Ausgabe 37/2017 - 15.09.2017
Berlin (epd). Drei Viertel der Bevölkerung halten die aktuelle Vermögensverteilung in Deutschland für ungerecht. Das ist das Ergebnis einer am 12. September vorgestellten Umfrage der Dienstleistungsgewerkschaft ver.di und des Paritätischen Gesamtverbands. Eine breite Mehrheit spricht sich demnach für mehr Staatsausgaben in der Sozial-, Wohnungs- und Bildungspolitik sowie für höhere Steuern für Reichen aus. Ver.di-Chef Frank Bsirske und der Hauptgeschäftsführer des Paritätischen Gesamtverbands, Ulrich Schneider, sehen darin ihre Forderungen nach einer stärkeren Umverteilung in Deutschland bestätigt.
Der Befragung zufolge empfinden 91 Prozent der SPD-Anhänger und 55 Prozent der CDU/CSU-Anhänger die Vermögensverteilung in Deutschland als ungerecht. Auch die Befragten mit anderen Parteipräferenzen vertreten mehrheitlich diese Auffassung. Einzige Ausnahme sind die FDP-nahen Umfrage-Teilnehmer.
Von den insgesamt 1.005 Befragten vertreten 70 Prozent die Ansicht, dass die Kluft zwischen Arm und Reich ein Maß erreicht hat, das den sozialen Frieden in Deutschland gefährdet. Diese Haltung teilte auch die Mehrzahl der befragten FDP-Anhänger. 78 Prozent befindet zudem, dass in der Bildung zu wenig investiert wird. 73 Prozent beklagen zu wenig Investitionen für bezahlbare Wohnungen, 62 Prozent wünschen höhere Sozialausgaben. 84 Prozent sprachen sich für ein stärkeres Engagement des Staates bei der Bekämpfung der Altersarmut, 77 Prozent bei der Pflege und 72 Prozent bei Hilfen für benachteiligte Kinder und Jugendliche aus.
Für Steueranhebungen auf sehr hohe Einkommen und große Vermögen plädierten ebenfalls drei Viertel der Befragten.

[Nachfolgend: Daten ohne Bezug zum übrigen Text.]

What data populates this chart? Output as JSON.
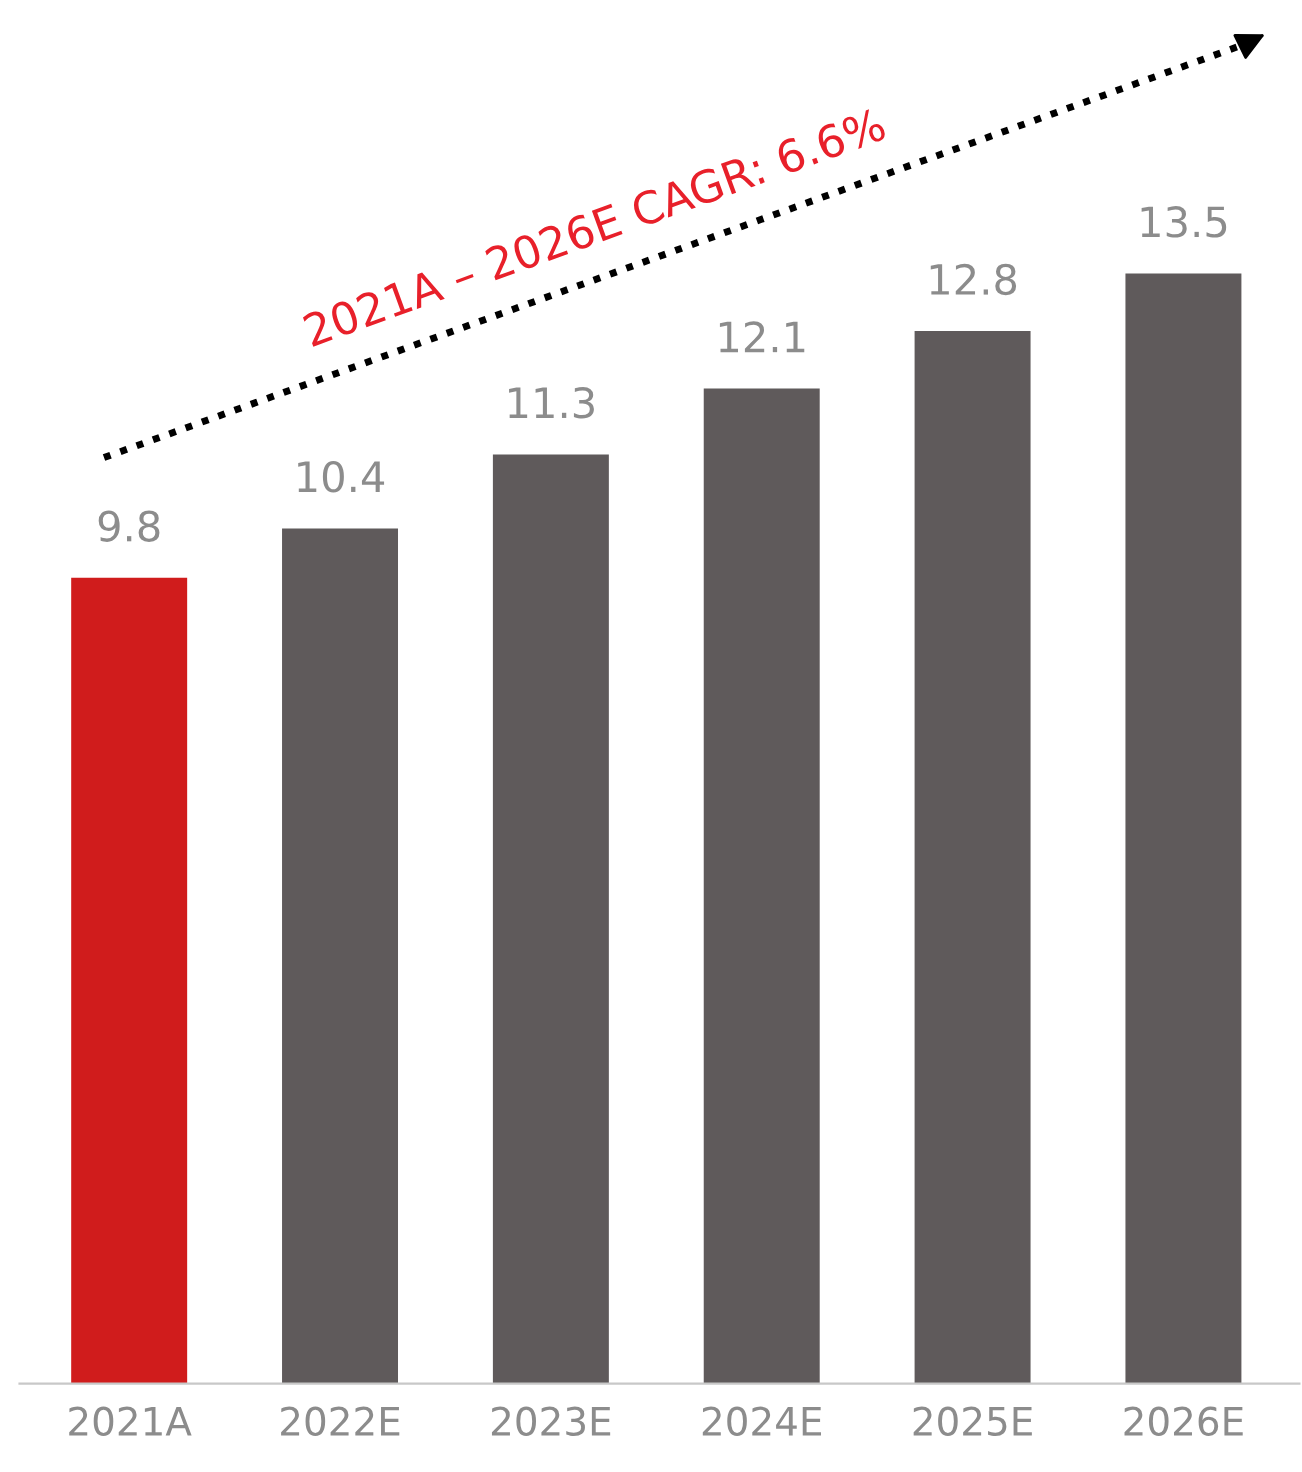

Die Zustimmungsquoten lagen bei den AfD-Anhängern bei 72 Prozent, bei den Grünen-Sympathisanten bei 89 Prozent und bei den SPD- und Linke-nahen Befragten je bei 87 Prozent. Nur die Anhänger der FDP lehnen Steuererhöhungen mehrheitlich ab. Insgesamt halten 77 Prozent eine Anhebung der Vermögenssteuer und 67 Prozent der Einkommensteuer für das richtige Instrument. Nur 45 Prozent plädieren für eine höhere Erbschaftssteuer.
Schneider zog aus der Umfrage ein klares Fazit: "Die ganz breite Mehrheit der Bevölkerung will einen Kurswechsel in der Steuerpolitik, damit der Staat seinen drängenden sozialpolitischen und bildungspolitischen Aufgaben nachkommen kann." Die Menschen wollten in parteiübergreifender Mehrheit eine solidarische Steuerpolitik, die Reiche stärker in die Verantwortung nehme. Die nächste Bundesregierung müsse deshalb "der Mehrheit ihrer Anhängerschaft" folgen.

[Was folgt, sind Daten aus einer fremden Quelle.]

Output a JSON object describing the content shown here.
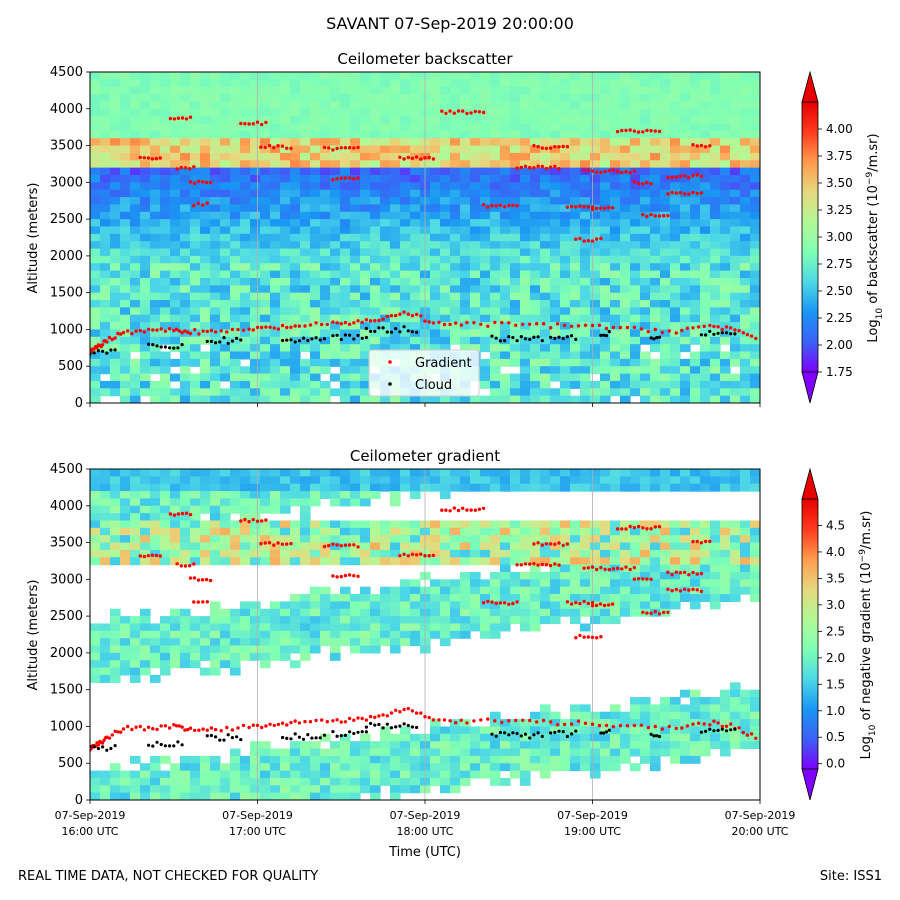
{
  "suptitle": "SAVANT 07-Sep-2019 20:00:00",
  "footer": {
    "note": "REAL TIME DATA, NOT CHECKED FOR QUALITY",
    "site": "Site: ISS1"
  },
  "colors": {
    "gradient_markers": "#ff0000",
    "cloud_markers": "#000000",
    "colormap": [
      "#7f00ff",
      "#3b62f6",
      "#1996f3",
      "#4dd8e6",
      "#80ffb4",
      "#b3f896",
      "#e6d87e",
      "#ff9a4d",
      "#ff3b1e",
      "#e60000"
    ]
  },
  "chart_data": [
    {
      "type": "heatmap",
      "title": "Ceilometer backscatter",
      "xlabel": "",
      "ylabel": "Altitude (meters)",
      "ylim": [
        0,
        4500
      ],
      "xlim": [
        "07-Sep-2019 16:00 UTC",
        "07-Sep-2019 20:00 UTC"
      ],
      "yticks": [
        "0",
        "500",
        "1000",
        "1500",
        "2000",
        "2500",
        "3000",
        "3500",
        "4000",
        "4500"
      ],
      "colorbar": {
        "label_pre": "Log",
        "label_sub": "10",
        "label_mid": " of backscatter (10",
        "label_sup": "−9",
        "label_post": "/m.sr)",
        "range": [
          1.75,
          4.25
        ],
        "ticks": [
          "1.75",
          "2.00",
          "2.25",
          "2.50",
          "2.75",
          "3.00",
          "3.25",
          "3.50",
          "3.75",
          "4.00"
        ]
      },
      "legend": {
        "position": "lower center",
        "entries": [
          {
            "name": "Gradient",
            "color": "#ff0000"
          },
          {
            "name": "Cloud",
            "color": "#000000"
          }
        ]
      },
      "grid": "vertical only"
    },
    {
      "type": "heatmap",
      "title": "Ceilometer gradient",
      "xlabel": "Time (UTC)",
      "ylabel": "Altitude (meters)",
      "ylim": [
        0,
        4500
      ],
      "yticks": [
        "0",
        "500",
        "1000",
        "1500",
        "2000",
        "2500",
        "3000",
        "3500",
        "4000",
        "4500"
      ],
      "xticks": [
        {
          "date": "07-Sep-2019",
          "time": "16:00 UTC"
        },
        {
          "date": "07-Sep-2019",
          "time": "17:00 UTC"
        },
        {
          "date": "07-Sep-2019",
          "time": "18:00 UTC"
        },
        {
          "date": "07-Sep-2019",
          "time": "19:00 UTC"
        },
        {
          "date": "07-Sep-2019",
          "time": "20:00 UTC"
        }
      ],
      "colorbar": {
        "label_pre": "Log",
        "label_sub": "10",
        "label_mid": " of negative gradient (10",
        "label_sup": "−9",
        "label_post": "/m.sr)",
        "range": [
          -0.1,
          5.0
        ],
        "ticks": [
          "0.0",
          "0.5",
          "1.0",
          "1.5",
          "2.0",
          "2.5",
          "3.0",
          "3.5",
          "4.0",
          "4.5"
        ]
      },
      "grid": "vertical only"
    }
  ],
  "series": {
    "boundary_layer_gradient": [
      {
        "t": 0.0,
        "alt": 700
      },
      {
        "t": 0.05,
        "alt": 760
      },
      {
        "t": 0.1,
        "alt": 850
      },
      {
        "t": 0.2,
        "alt": 970
      },
      {
        "t": 0.35,
        "alt": 980
      },
      {
        "t": 0.5,
        "alt": 1000
      },
      {
        "t": 0.6,
        "alt": 970
      },
      {
        "t": 0.75,
        "alt": 960
      },
      {
        "t": 0.95,
        "alt": 1000
      },
      {
        "t": 1.1,
        "alt": 1020
      },
      {
        "t": 1.25,
        "alt": 1050
      },
      {
        "t": 1.45,
        "alt": 1070
      },
      {
        "t": 1.6,
        "alt": 1100
      },
      {
        "t": 1.75,
        "alt": 1150
      },
      {
        "t": 1.9,
        "alt": 1230
      },
      {
        "t": 2.05,
        "alt": 1080
      },
      {
        "t": 2.25,
        "alt": 1070
      },
      {
        "t": 2.5,
        "alt": 1070
      },
      {
        "t": 2.75,
        "alt": 1050
      },
      {
        "t": 3.0,
        "alt": 1050
      },
      {
        "t": 3.25,
        "alt": 1000
      },
      {
        "t": 3.5,
        "alt": 980
      },
      {
        "t": 3.7,
        "alt": 1050
      },
      {
        "t": 3.85,
        "alt": 1000
      },
      {
        "t": 4.0,
        "alt": 820
      }
    ],
    "high_layers_gradient": [
      {
        "t0": 0.3,
        "t1": 0.42,
        "alt": 3330
      },
      {
        "t0": 0.52,
        "t1": 0.62,
        "alt": 3200
      },
      {
        "t0": 0.6,
        "t1": 0.72,
        "alt": 3000
      },
      {
        "t0": 0.62,
        "t1": 0.7,
        "alt": 2700
      },
      {
        "t0": 0.48,
        "t1": 0.6,
        "alt": 3880
      },
      {
        "t0": 0.9,
        "t1": 1.05,
        "alt": 3800
      },
      {
        "t0": 1.02,
        "t1": 1.2,
        "alt": 3480
      },
      {
        "t0": 1.4,
        "t1": 1.6,
        "alt": 3460
      },
      {
        "t0": 1.45,
        "t1": 1.6,
        "alt": 3050
      },
      {
        "t0": 2.1,
        "t1": 2.35,
        "alt": 3950
      },
      {
        "t0": 2.35,
        "t1": 2.55,
        "alt": 2680
      },
      {
        "t0": 2.55,
        "t1": 2.8,
        "alt": 3200
      },
      {
        "t0": 2.85,
        "t1": 3.0,
        "alt": 2680
      },
      {
        "t0": 2.9,
        "t1": 3.05,
        "alt": 2220
      },
      {
        "t0": 2.95,
        "t1": 3.25,
        "alt": 3150
      },
      {
        "t0": 3.15,
        "t1": 3.4,
        "alt": 3700
      },
      {
        "t0": 3.25,
        "t1": 3.35,
        "alt": 3000
      },
      {
        "t0": 3.45,
        "t1": 3.65,
        "alt": 3080
      },
      {
        "t0": 3.45,
        "t1": 3.65,
        "alt": 2850
      },
      {
        "t0": 3.6,
        "t1": 3.7,
        "alt": 3500
      },
      {
        "t0": 3.3,
        "t1": 3.45,
        "alt": 2550
      },
      {
        "t0": 2.65,
        "t1": 2.85,
        "alt": 3480
      },
      {
        "t0": 3.0,
        "t1": 3.12,
        "alt": 2650
      },
      {
        "t0": 1.85,
        "t1": 2.05,
        "alt": 3330
      }
    ],
    "cloud_base": [
      {
        "t0": 0.0,
        "t1": 0.15,
        "alt": 700
      },
      {
        "t0": 0.35,
        "t1": 0.55,
        "alt": 760
      },
      {
        "t0": 0.7,
        "t1": 0.9,
        "alt": 850
      },
      {
        "t0": 1.15,
        "t1": 1.4,
        "alt": 860
      },
      {
        "t0": 1.45,
        "t1": 1.65,
        "alt": 900
      },
      {
        "t0": 1.65,
        "t1": 1.95,
        "alt": 1000
      },
      {
        "t0": 2.4,
        "t1": 2.7,
        "alt": 880
      },
      {
        "t0": 2.75,
        "t1": 2.9,
        "alt": 900
      },
      {
        "t0": 3.05,
        "t1": 3.1,
        "alt": 950
      },
      {
        "t0": 3.35,
        "t1": 3.4,
        "alt": 900
      },
      {
        "t0": 3.65,
        "t1": 3.85,
        "alt": 950
      }
    ]
  }
}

Bsirske unterstrich, die Umfrage zeige, dass eine umverteilende Steuer- und Ausgabenpolitik einen starken gesellschaftlichen Rückhalt habe. Dies sei keine parteipolitische, sondern eine moralische Frage. "Letztendlich geht es darum zu entscheiden, in was für einer Gesellschaft wir leben wollen", sagte er. Im Wahlkampf hätten die Parteien das Thema aber nur "halbherzig" aufgegriffen. Jetzt hätten sie noch zwei Wochen Zeit, das Thema zuzuspitzen.
Eine Diskrepanz zwischen den Ergebnissen der Umfrage und den Wahlprognosen, wonach Bundeskanzlerin Angela Merkel (CDU) die Wahl gewinnen wird, sehen Schneider und Bsirske nicht. Die Sonntagsfragen seien erfahrungsgemäß «sehr volatil», zudem hätten sich viele Wähler noch nicht festgelegt, sagte Schneider.
Eine parteipolitische Wahlempfehlung wollten weder er noch Bsirske aussprechen. Allerdings berge eine Koalition aus Union und FDP auch "kein Versprechen für eine Verbesserung", sagte Bsirske.